The ORGANIZATIONS section contains material which documents the activities of the various organizations to which Walinsky belonged, his work with the State of Israel, and his humanitarian and social service.  The section contains correspondence, minutes, reports, financial material, printed material, and various other records.  Not all of the organizational files contain the material listed above, and some are better represented than others.  The major portion of the documentation relates to the State of Israel Bonds, the National Committee for Labor Israel and the Histadrut Foundation in America, and the American Cancer Society.  Less documentation is available for YIVO, Bet Hatfuzot, the United Jewish Appeal, Histadrut (in Israel), the AFLCIO Community Services Committee, and the Home and Hospital of the Daughters of Jacob.  Much of the material is, however, valuable.  There is also a smaller amount of material for several other organizations.

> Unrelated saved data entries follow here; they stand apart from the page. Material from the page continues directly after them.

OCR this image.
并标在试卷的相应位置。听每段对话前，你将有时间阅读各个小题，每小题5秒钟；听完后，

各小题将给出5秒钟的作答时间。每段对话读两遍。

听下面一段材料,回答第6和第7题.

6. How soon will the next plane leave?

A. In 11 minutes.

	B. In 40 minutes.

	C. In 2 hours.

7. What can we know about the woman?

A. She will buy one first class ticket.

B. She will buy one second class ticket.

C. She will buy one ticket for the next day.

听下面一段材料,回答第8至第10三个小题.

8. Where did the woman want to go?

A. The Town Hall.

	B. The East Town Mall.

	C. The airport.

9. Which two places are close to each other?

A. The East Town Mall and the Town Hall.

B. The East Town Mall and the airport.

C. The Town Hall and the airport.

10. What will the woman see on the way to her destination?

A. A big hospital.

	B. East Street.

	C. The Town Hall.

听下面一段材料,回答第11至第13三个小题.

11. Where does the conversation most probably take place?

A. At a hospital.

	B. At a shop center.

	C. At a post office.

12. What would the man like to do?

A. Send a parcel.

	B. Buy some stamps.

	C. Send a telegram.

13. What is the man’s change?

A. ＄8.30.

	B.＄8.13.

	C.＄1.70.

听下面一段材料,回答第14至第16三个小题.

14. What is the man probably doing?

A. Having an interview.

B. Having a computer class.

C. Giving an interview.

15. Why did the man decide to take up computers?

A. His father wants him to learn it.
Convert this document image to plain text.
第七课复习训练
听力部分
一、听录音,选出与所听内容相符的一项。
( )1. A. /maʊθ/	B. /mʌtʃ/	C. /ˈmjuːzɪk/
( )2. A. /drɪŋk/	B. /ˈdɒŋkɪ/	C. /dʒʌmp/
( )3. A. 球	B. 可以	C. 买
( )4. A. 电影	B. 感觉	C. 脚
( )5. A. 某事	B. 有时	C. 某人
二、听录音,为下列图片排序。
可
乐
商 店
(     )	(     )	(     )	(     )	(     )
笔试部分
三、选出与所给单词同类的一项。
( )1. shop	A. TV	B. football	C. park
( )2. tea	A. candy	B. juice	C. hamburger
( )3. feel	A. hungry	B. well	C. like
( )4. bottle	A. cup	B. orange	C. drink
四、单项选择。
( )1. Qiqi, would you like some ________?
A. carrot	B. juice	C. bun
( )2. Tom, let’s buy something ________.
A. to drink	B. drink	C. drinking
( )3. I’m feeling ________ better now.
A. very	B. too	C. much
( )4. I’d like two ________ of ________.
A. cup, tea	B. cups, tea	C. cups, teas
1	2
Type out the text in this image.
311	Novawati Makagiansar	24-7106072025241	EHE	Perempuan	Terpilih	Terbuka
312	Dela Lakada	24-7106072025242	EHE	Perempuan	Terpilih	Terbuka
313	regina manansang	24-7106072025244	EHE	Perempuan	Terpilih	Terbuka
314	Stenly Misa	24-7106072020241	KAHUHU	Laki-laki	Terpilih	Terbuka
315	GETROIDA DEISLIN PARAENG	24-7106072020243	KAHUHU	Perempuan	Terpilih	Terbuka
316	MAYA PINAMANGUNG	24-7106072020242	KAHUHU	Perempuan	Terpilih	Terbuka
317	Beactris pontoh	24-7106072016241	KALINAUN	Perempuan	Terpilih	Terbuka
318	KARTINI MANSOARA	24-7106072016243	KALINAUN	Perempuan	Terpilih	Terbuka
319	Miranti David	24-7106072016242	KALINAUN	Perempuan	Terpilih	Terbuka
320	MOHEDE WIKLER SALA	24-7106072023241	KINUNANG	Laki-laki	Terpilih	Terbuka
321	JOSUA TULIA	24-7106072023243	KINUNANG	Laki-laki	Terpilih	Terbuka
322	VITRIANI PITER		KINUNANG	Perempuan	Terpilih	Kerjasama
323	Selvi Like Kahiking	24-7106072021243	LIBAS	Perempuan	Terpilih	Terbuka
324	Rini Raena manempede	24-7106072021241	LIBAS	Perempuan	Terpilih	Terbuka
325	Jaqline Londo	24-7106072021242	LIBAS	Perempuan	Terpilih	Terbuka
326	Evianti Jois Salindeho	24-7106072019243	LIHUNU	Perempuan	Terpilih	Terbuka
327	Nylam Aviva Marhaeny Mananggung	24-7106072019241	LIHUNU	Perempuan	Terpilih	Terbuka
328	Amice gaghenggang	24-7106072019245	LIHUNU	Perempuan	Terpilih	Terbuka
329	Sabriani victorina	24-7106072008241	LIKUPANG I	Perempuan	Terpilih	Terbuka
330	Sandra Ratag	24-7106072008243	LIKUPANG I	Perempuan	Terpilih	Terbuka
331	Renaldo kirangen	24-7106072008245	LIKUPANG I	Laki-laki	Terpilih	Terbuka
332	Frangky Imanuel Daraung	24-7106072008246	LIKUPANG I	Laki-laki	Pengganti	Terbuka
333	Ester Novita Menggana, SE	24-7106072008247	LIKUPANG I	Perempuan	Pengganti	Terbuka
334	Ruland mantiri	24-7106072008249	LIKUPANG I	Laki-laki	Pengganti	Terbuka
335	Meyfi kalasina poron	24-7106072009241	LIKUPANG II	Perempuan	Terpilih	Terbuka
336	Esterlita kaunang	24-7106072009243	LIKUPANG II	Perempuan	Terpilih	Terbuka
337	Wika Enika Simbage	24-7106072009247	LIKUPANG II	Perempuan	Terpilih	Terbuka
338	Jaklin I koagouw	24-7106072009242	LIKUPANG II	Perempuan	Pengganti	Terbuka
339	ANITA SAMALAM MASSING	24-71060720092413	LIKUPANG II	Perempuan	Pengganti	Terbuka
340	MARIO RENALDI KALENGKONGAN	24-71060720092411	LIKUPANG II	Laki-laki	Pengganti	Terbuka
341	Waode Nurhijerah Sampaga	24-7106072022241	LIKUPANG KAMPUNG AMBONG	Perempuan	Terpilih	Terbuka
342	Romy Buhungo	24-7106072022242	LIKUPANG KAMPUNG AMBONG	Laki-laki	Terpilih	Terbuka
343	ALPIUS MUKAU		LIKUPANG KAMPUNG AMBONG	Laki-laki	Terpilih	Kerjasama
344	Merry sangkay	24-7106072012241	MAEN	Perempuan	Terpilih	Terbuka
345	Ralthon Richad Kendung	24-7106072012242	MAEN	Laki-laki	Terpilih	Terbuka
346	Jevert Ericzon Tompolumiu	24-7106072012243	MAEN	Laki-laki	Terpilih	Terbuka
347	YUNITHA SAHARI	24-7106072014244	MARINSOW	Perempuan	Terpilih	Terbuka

The PHOTOGRAPHS section contains over thirty photographs.  Most are from various functions and dinners and feature Walinsky with groups of his associates.  Among the most notable photographs are those of a presentation to Harry S Truman, some of Golda Meir at a State of Israel Bonds dinner, the delegates to the First Jewish Labor Congress in 1918, a group photograph from the a 13th Biennial Convention of the ILGW, and a group photograph from the Second Biennial Convention of the International Pocketbook Workers Union in 1925.

The NEWS CLIPPINGS section consists of clippings from magazines and newspapers relating to Walinsky's activities or the organizations with which he was involved.  The clippings, on one roll of microfilm, are arranged according to subject and correspond to Walinsky's activities and interests.  Among the most notable news articles are those by Walinsky and several biographical and historical articles about him.

The box list of the register of the papers of Ossip Walinsky is twelve pages long.